Laundering your face mask is just as easy as washing your other wardrobe essentials — yes, face masks require the same care as t-shirts and socks. The CDC recommends washing your mask, if it is a reusable one, with the rest of your clothing and regular laundry detergent. If it has an included filter, take it out first. Stick to the care instructions that it came with, and use the hottest wash setting appropriate for the its fabric (high heat will sanitize your mask). Then, dry it on a high setting, too, or hang it in the sun.
Ready for the dose of confusion? If you're using a face mask made of technical fabrics, of which there are now many, these instructions may vary, but only slightly. Again, you should stick to the care instructions that come with the mask, but you should also consider the detergent that you're using. Some of these masks come with water-repellent finishes which can be damaged by regular laundry. Instead, use a product like Nikwax's Tech Wash.

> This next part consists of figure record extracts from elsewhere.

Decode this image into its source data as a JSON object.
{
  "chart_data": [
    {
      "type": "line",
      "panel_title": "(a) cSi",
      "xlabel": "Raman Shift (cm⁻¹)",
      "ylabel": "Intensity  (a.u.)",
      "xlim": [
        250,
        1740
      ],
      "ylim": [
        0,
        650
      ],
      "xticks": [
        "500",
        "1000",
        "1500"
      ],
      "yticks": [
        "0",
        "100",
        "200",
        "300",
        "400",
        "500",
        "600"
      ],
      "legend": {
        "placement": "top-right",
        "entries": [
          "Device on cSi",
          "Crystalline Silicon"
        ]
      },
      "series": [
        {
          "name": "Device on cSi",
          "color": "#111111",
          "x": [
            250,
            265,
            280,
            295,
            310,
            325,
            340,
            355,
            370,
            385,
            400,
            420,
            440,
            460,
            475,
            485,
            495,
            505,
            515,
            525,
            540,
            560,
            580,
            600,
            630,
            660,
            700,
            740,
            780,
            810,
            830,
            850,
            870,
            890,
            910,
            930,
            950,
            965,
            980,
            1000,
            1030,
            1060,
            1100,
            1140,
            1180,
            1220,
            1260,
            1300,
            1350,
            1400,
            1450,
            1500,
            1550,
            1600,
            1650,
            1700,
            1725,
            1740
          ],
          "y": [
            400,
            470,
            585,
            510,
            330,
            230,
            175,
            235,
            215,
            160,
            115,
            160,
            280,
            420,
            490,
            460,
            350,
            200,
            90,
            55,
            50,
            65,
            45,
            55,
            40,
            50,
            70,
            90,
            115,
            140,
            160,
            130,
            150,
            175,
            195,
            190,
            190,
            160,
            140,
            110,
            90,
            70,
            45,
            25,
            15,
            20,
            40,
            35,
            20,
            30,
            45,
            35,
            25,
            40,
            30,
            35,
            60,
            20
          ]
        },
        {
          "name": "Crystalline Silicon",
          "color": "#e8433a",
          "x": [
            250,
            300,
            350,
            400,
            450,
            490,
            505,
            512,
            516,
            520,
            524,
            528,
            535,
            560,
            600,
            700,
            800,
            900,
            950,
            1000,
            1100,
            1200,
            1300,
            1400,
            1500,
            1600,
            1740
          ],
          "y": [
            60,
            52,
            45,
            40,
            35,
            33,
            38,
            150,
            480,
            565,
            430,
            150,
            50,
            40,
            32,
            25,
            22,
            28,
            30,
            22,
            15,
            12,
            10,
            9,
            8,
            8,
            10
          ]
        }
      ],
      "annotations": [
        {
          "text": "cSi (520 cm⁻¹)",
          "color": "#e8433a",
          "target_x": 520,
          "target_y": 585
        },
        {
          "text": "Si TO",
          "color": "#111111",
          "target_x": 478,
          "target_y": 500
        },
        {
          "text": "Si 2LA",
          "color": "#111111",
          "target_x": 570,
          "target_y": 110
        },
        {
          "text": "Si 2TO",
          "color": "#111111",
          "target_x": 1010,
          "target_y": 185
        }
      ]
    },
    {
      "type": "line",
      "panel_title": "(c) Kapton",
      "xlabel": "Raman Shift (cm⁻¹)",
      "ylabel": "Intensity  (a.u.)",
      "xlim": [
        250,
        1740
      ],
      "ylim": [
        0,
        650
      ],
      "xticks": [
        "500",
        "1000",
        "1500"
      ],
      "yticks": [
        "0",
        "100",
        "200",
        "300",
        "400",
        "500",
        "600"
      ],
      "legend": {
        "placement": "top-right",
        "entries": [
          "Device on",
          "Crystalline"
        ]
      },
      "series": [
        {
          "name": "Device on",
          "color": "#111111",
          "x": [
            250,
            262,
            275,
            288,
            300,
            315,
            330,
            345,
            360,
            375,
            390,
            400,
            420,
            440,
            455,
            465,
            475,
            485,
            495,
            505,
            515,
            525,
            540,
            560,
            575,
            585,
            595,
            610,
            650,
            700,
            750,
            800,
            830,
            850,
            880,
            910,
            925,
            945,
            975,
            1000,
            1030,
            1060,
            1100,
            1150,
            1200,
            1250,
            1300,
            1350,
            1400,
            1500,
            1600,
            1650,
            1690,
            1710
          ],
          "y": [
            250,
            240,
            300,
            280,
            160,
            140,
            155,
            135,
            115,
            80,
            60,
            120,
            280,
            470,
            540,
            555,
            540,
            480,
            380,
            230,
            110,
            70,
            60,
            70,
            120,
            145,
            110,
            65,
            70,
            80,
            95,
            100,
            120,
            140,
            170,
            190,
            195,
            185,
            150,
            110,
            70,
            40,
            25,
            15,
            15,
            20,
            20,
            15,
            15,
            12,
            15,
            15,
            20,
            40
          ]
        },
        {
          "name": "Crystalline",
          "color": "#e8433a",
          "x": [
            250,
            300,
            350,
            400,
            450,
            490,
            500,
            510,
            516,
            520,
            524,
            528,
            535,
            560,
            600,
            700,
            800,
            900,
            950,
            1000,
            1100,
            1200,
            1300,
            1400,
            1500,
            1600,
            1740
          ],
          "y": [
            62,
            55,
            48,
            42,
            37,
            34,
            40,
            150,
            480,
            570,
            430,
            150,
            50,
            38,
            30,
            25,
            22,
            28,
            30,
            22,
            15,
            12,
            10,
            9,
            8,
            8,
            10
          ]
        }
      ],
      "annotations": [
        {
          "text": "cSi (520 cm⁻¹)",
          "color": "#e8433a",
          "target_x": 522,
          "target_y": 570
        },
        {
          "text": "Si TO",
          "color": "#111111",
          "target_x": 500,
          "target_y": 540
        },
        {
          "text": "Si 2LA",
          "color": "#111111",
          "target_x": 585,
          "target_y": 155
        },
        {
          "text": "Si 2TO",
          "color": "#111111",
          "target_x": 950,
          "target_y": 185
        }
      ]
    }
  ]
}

After that, you can use another Nikwax product called TX Direct to revive that water-resistant factor or add it if it wasn't already there.
"Having masks that have that water repellency to them helps prevent more gross stuff from escaping your mask, but it also prevents your mask from wetting out like an old rain jacket might," notes Heidi Allen, Nikwax's vice president of marketing. Water repellency is one of the general standards by which medical-grade PPE (personal protective equipment) is deemed okay for reuse because it makes these items resistant to bodily fluids. If liquid does penetrate non-water-repellent fabric, it can act as a bridge, allowing viruses and bacteria to travel from the outside of a mask to the inside.
You don't need a face mask made of technical fabric to gain that extra water-repellent protection. Nikwax's Cotton Proof formula is a wash-in solution that adds water repellency to cotton, polycotton and canvas products. Allen notes that if you're planning to fluid-proof your face mask, you should first wash it with a technical detergent like Tech Wash because, again, household detergents can hamper the waterproofing process. She also states that Nikwax products weren't necessarily designed to wear directly on the face, but all of its chemistry is screened for safety. If people have high-level skin sensitivities, they should do a quick test before wearing a Nikwax-proofed mask for a 12-hour workday, for example. (You might apply the same rule for washing your mask in any detergent.)
Lastly, wash your mask as often as possible. The CDC recommends doing so after each use. Since face masks are going to be part of our daily attire for months to come, it's probably a good idea to buy a few more, make room in your sock drawer and wash them regularly.